Bunda Niki sempat melihat Nikita membawa carrier yang cukup besar dan bergegas mengikat kuat tali sepatunya di atas meja makan. "Mau kabur kemana kamu, Niki?" tanya Bunda tetap penuh perhatian. Nikita bukan menjawab, malah mendendangkan lagu yang bagi Bunda Niki tidak asing lagi. "Eta, free... like a bird ." Maksudnya nada dan lirik lagu lawas dari The Beatles, tapi dia lagukan seenaknya dengan gaya daerah setempat.
      Bunda Niki tentu saja dibuat kesal. Namun ia tak berdaya melarang anaknya yang berkepala batu tanpa bentuk. Beruntungnya Nikita sudah punya sedikit penghasilan sendiri dari beberapa kegiatan wirausaha online shop dan reseller kripik-"kiran". Sehingga ia tidak perlu menjatuhkan harga diri hanya untuk meminta uang saku di kala ngambek seperti itu. "Easy going, Mom!" gumam Nikita dalam hati.

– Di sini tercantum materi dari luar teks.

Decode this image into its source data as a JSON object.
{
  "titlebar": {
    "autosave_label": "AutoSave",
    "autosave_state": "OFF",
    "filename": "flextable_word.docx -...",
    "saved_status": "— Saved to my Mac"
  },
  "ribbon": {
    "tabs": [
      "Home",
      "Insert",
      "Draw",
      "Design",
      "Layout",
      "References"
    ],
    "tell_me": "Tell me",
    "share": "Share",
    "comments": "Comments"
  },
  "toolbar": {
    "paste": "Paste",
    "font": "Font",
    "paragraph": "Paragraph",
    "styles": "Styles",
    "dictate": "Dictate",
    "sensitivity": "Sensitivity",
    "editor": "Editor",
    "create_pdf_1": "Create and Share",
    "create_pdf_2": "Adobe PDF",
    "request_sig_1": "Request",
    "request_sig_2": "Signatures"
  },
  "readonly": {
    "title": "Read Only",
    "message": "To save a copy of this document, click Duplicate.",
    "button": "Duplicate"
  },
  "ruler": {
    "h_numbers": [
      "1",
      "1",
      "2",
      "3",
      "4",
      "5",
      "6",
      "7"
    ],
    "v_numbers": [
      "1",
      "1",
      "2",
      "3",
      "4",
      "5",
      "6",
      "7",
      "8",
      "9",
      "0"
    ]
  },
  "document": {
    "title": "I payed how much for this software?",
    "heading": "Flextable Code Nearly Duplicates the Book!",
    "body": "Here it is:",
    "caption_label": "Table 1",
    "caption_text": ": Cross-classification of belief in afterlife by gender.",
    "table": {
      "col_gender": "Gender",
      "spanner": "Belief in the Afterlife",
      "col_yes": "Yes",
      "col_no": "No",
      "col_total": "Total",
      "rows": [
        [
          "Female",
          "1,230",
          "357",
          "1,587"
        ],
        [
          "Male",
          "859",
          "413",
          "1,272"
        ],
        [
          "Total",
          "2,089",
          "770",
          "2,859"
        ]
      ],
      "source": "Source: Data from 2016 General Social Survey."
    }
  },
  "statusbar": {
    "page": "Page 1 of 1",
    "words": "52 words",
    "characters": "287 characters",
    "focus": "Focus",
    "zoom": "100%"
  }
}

      "Tin-Tin-Tin!, Tin-Tin!" Nikita terlihat senyum bahagia mendengar klakson mobil yang sudah tidak asing baginya. Siska tiba menjemput. Nikita langsung berbagi senyum dengan Bundanya yang terlihat memendam kesal.
"Ok, bunda sayang. Niki kabur dulu ya! Ini semua demi kebaikan Bunda dan Cidut." ungkap Nikita meski belum tentu dari hati yang paling dalam. Dia tetap ucap salam dan pamit pada Bundanya. Sambil menggendong carrier besarnya.Tak lupa dia membawa koleksi boneka 'Minion' kesayangannya.
Di sepanjang perjalanan, Nikita lebih sering melamun. Merenung dan berdiam diri memikirkan kenakalan adik sepupunya. Siska yang belum pernah ke rumah Pak Baqir jadi merasa kesal juga dengan sikap Nikita. Ini karena Nikita seperti malas menunjukan jalan menuju rumah Pak Baqir. Kalau pun memberi perintah belok kiri atau belok kanan suka dilakukan mendadak. "Kiri, Sis, eh, kanan, kanan deh!" ujar Nikita.
      "Haddeuh!, kamu gimana sih, Niko?" karena kesal, nama Niki pun Siska ungkapkan jadi Niko. "Yang bener mau kemana. Belok kiri apa kanan, nih?" Siska protes.
"Kalo gitu lurus aja, deh. Nanti beloknya di depan lagi. Bisa kok lewat Blok depan." jawab Nikita masih dengan santai. Beruntung Siska termasuk teman yang sabar meski sering berkoar dan cukup ikhlas meskipun kadang kala sedikit malas untuk berbuat ikhlas tersebut.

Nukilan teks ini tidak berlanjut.